Wann das Konstanzer Landratsamt die wasserrechtliche Genehmigung für die neue Datenautobahn erteilen wird, ist noch offen. Technisch bereitet die Verlegung keine Probleme, heißt es bei den Stadtwerken. Das Glasfaserkabel wird von einem Fährschiff innerhalb eines Tages in großer Tiefe verlegt. Es wird innerhalb der bestehenden Schifffahrtslinien verlaufen, wo nicht geankert werden kann. So wird eine Beeinträchtigung für Fischerei und Schifffahrt verhindert.

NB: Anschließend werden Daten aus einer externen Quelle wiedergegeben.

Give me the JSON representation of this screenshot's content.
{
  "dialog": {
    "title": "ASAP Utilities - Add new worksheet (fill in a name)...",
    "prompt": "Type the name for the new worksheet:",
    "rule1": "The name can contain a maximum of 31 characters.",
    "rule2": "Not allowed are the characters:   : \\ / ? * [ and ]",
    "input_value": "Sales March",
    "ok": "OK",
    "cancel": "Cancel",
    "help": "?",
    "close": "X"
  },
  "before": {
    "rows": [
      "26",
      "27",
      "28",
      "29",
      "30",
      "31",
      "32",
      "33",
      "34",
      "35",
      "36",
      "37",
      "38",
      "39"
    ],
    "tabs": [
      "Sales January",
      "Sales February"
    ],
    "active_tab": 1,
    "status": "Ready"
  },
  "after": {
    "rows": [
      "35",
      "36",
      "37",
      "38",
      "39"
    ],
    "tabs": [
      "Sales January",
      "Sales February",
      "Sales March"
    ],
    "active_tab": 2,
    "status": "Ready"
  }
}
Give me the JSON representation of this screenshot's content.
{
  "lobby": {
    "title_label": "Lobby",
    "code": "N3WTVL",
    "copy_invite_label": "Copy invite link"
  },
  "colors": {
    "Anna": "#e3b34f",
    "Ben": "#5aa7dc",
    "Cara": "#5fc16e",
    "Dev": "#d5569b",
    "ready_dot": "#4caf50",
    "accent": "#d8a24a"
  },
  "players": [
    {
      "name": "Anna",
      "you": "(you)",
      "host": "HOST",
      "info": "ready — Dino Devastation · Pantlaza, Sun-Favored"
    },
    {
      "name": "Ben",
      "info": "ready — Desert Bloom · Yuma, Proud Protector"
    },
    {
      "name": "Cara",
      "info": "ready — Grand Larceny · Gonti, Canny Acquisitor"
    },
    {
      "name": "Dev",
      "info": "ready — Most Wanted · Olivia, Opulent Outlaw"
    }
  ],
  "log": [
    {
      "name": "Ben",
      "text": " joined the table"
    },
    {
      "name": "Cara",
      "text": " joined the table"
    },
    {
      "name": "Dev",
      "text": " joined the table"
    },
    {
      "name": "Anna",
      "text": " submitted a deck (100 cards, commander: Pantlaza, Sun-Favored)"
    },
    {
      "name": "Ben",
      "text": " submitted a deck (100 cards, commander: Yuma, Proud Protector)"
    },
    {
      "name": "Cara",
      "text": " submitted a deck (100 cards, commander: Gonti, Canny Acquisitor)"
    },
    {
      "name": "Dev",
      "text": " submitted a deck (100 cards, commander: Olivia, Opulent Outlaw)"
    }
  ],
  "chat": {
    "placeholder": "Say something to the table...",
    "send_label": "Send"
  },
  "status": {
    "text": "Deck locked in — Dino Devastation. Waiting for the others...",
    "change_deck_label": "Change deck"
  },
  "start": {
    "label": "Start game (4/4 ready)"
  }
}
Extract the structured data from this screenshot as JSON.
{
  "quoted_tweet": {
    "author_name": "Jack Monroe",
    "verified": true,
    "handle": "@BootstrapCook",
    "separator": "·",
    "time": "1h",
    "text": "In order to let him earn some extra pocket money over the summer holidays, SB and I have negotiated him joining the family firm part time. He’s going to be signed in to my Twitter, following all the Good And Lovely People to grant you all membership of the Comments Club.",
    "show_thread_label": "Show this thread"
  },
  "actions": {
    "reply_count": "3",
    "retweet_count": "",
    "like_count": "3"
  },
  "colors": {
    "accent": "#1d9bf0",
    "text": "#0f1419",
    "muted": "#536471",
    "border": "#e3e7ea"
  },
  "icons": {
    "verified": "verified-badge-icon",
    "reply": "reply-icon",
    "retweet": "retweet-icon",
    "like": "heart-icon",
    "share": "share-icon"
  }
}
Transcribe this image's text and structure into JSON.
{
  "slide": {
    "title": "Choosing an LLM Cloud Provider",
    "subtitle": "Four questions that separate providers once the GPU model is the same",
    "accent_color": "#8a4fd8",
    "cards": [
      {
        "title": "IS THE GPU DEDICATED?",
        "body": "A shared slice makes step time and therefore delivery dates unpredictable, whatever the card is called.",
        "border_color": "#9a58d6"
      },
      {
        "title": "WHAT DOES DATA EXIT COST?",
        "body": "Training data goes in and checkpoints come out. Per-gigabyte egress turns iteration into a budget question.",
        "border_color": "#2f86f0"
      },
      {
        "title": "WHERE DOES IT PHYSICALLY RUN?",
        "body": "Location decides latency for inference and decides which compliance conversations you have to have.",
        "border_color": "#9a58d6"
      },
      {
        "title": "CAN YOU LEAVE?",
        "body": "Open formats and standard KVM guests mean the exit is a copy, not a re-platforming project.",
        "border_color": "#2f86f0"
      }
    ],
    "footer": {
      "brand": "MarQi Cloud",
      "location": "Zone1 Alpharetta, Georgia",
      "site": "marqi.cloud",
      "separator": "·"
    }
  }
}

Bereits 1856 wurde erstmals ein Seekabel auf dem Grund des Bodensees verlegt und so die erste direkte Telegrafenverbindung zwischen Deutschland und der Schweiz geschaffen. Es verlief zwischen Friedrichshafen und dem schweizerischen Romanshorn. 1892 wurde es durch ein neuartiges Kabel ersetzt, das zugleich Telegramme und Telefongespräche übertragen konnte. 1906 wurde auf der gleichen Strecke das erste so genannte Pupin-Seekabel der Welt angebracht, das die Sprachqualität verbesserte. Der Elektroingenieur Michael Idvorsky Pupin (1858-1935) hatte 1899 eine Selbstinduktionsspule erfunden, die in Fernsprechleitungen die Dämpfung verminderte. Zwischen 1955 und 1987 verlegte die Deutsche Bundespost mehrere Kupfer- und ein erstes Glasfaserkabel im Bodensee für den Telefonverkehr. (dpa) / (se)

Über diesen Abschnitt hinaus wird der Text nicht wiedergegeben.